Die Digitalstrategie der Bundesregierung soll den digitalen Aufbruch ermöglichen, was allerdings bisher in den Praxen nicht nachvollzogen werden kann. So zeigt laut gematik-Homepage eine aktuelle Erhebung, „dass einige Praxen aufgrund von Fehlern oder Abstürzen mindestens einmal am Tag ihre Karten­terminals neu starten müssen. Nach Analyse dieses Problemfelds geht die gematik davon aus, dass veraltete Firmware der Hauptgrund für die Notwendigkeit eines Neustarts der betroffenen Geräte ist. Deshalb rät die gematik dringend, Terminals auf die neueste Firmware-Version zu aktualisieren“. Hier gebe ich der neuen Bayerischen Gesundheitsministerin Judith Gerlach Recht, die der Ansicht ist, man stülpe hier digitale Anwendungen über alte Technik. Neuer Wein in alten Schläuchen sozusagen.
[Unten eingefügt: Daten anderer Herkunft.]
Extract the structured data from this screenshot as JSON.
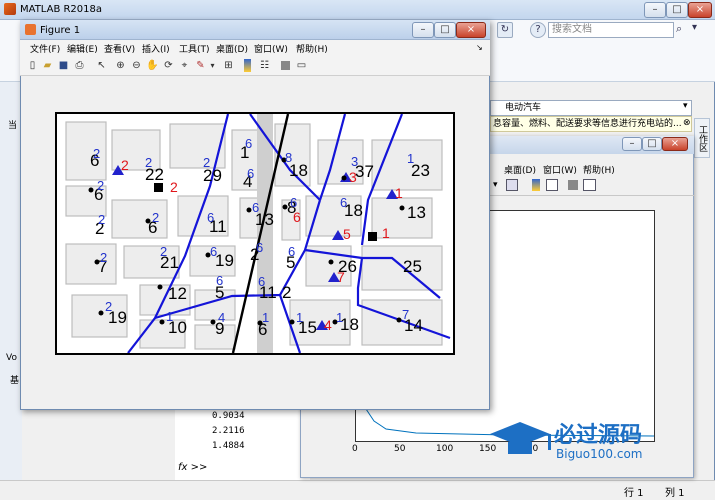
{
  "main": {
    "title": "MATLAB R2018a",
    "search_placeholder": "搜索文档",
    "address": "电动汽车",
    "message": "息容量、燃料、配送要求等信息进行充电站的...",
    "side_tab": "工作区",
    "cmd_values": [
      "0.9034",
      "2.2116",
      "1.4884"
    ],
    "fx": "fx >>",
    "status_row": "行 1",
    "status_col": "列 1",
    "left_labels": [
      "当",
      "Vo",
      "基"
    ]
  },
  "fig1": {
    "title": "Figure 1",
    "menu": [
      "文件(F)",
      "编辑(E)",
      "查看(V)",
      "插入(I)",
      "工具(T)",
      "桌面(D)",
      "窗口(W)",
      "帮助(H)"
    ]
  },
  "fig2": {
    "menu": [
      "桌面(D)",
      "窗口(W)",
      "帮助(H)"
    ],
    "xticks": [
      "0",
      "50",
      "100",
      "150",
      "200"
    ]
  },
  "plot": {
    "black_labels": [
      {
        "t": "6",
        "x": 90,
        "y": 166
      },
      {
        "t": "22",
        "x": 145,
        "y": 180
      },
      {
        "t": "29",
        "x": 203,
        "y": 181
      },
      {
        "t": "1",
        "x": 240,
        "y": 158
      },
      {
        "t": "4",
        "x": 243,
        "y": 187
      },
      {
        "t": "18",
        "x": 289,
        "y": 176
      },
      {
        "t": "37",
        "x": 355,
        "y": 177
      },
      {
        "t": "23",
        "x": 411,
        "y": 176
      },
      {
        "t": "6",
        "x": 94,
        "y": 200
      },
      {
        "t": "2",
        "x": 95,
        "y": 234
      },
      {
        "t": "6",
        "x": 148,
        "y": 233
      },
      {
        "t": "11",
        "x": 209,
        "y": 232
      },
      {
        "t": "13",
        "x": 255,
        "y": 225
      },
      {
        "t": "8",
        "x": 287,
        "y": 213
      },
      {
        "t": "18",
        "x": 344,
        "y": 216
      },
      {
        "t": "13",
        "x": 407,
        "y": 218
      },
      {
        "t": "7",
        "x": 98,
        "y": 272
      },
      {
        "t": "21",
        "x": 160,
        "y": 268
      },
      {
        "t": "19",
        "x": 215,
        "y": 266
      },
      {
        "t": "2",
        "x": 250,
        "y": 260
      },
      {
        "t": "5",
        "x": 286,
        "y": 268
      },
      {
        "t": "26",
        "x": 338,
        "y": 272
      },
      {
        "t": "25",
        "x": 403,
        "y": 272
      },
      {
        "t": "12",
        "x": 168,
        "y": 299
      },
      {
        "t": "5",
        "x": 215,
        "y": 298
      },
      {
        "t": "11",
        "x": 259,
        "y": 298
      },
      {
        "t": "2",
        "x": 282,
        "y": 298
      },
      {
        "t": "19",
        "x": 108,
        "y": 323
      },
      {
        "t": "10",
        "x": 168,
        "y": 333
      },
      {
        "t": "9",
        "x": 215,
        "y": 334
      },
      {
        "t": "6",
        "x": 258,
        "y": 335
      },
      {
        "t": "15",
        "x": 298,
        "y": 333
      },
      {
        "t": "18",
        "x": 340,
        "y": 330
      },
      {
        "t": "14",
        "x": 404,
        "y": 331
      }
    ],
    "red_labels": [
      {
        "t": "2",
        "x": 121,
        "y": 170
      },
      {
        "t": "2",
        "x": 170,
        "y": 192
      },
      {
        "t": "3",
        "x": 349,
        "y": 182
      },
      {
        "t": "6",
        "x": 293,
        "y": 222
      },
      {
        "t": "5",
        "x": 343,
        "y": 239
      },
      {
        "t": "1",
        "x": 382,
        "y": 238
      },
      {
        "t": "7",
        "x": 337,
        "y": 282
      },
      {
        "t": "4",
        "x": 324,
        "y": 330
      },
      {
        "t": "1",
        "x": 395,
        "y": 198
      }
    ],
    "blue_labels": [
      {
        "t": "2",
        "x": 93,
        "y": 158
      },
      {
        "t": "2",
        "x": 145,
        "y": 167
      },
      {
        "t": "2",
        "x": 203,
        "y": 167
      },
      {
        "t": "6",
        "x": 245,
        "y": 148
      },
      {
        "t": "6",
        "x": 247,
        "y": 178
      },
      {
        "t": "8",
        "x": 285,
        "y": 162
      },
      {
        "t": "3",
        "x": 351,
        "y": 166
      },
      {
        "t": "1",
        "x": 407,
        "y": 163
      },
      {
        "t": "2",
        "x": 97,
        "y": 190
      },
      {
        "t": "2",
        "x": 98,
        "y": 224
      },
      {
        "t": "2",
        "x": 152,
        "y": 222
      },
      {
        "t": "6",
        "x": 207,
        "y": 222
      },
      {
        "t": "6",
        "x": 252,
        "y": 212
      },
      {
        "t": "6",
        "x": 290,
        "y": 207
      },
      {
        "t": "6",
        "x": 340,
        "y": 207
      },
      {
        "t": "2",
        "x": 100,
        "y": 262
      },
      {
        "t": "2",
        "x": 160,
        "y": 256
      },
      {
        "t": "6",
        "x": 210,
        "y": 256
      },
      {
        "t": "6",
        "x": 256,
        "y": 252
      },
      {
        "t": "6",
        "x": 288,
        "y": 256
      },
      {
        "t": "6",
        "x": 216,
        "y": 285
      },
      {
        "t": "6",
        "x": 258,
        "y": 286
      },
      {
        "t": "2",
        "x": 105,
        "y": 311
      },
      {
        "t": "1",
        "x": 166,
        "y": 321
      },
      {
        "t": "4",
        "x": 218,
        "y": 322
      },
      {
        "t": "1",
        "x": 262,
        "y": 322
      },
      {
        "t": "1",
        "x": 296,
        "y": 322
      },
      {
        "t": "1",
        "x": 336,
        "y": 322
      },
      {
        "t": "7",
        "x": 402,
        "y": 319
      }
    ]
  }
}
Das muss sich ändern, nur dann lassen sich die Kolleginnen und Kollegen auch mitnehmen auf dem Weg von Papier und Fax hin zu einer funktionierenden Telematikinfrastruktur. Die gematik ist hier aufgefordert, passgenaue Lösungen weiterzuentwickeln, und zwar zuverlässiger als die schleppend umgesetzte Laufzeitverlängerung der Konnektoren. Das wäre vordringliche Aufgabe des BMG, anstatt sich mit weiteren Stellungnahmen der Experten-kommission oder einem Cannabis­gesetz zu beschäftigen.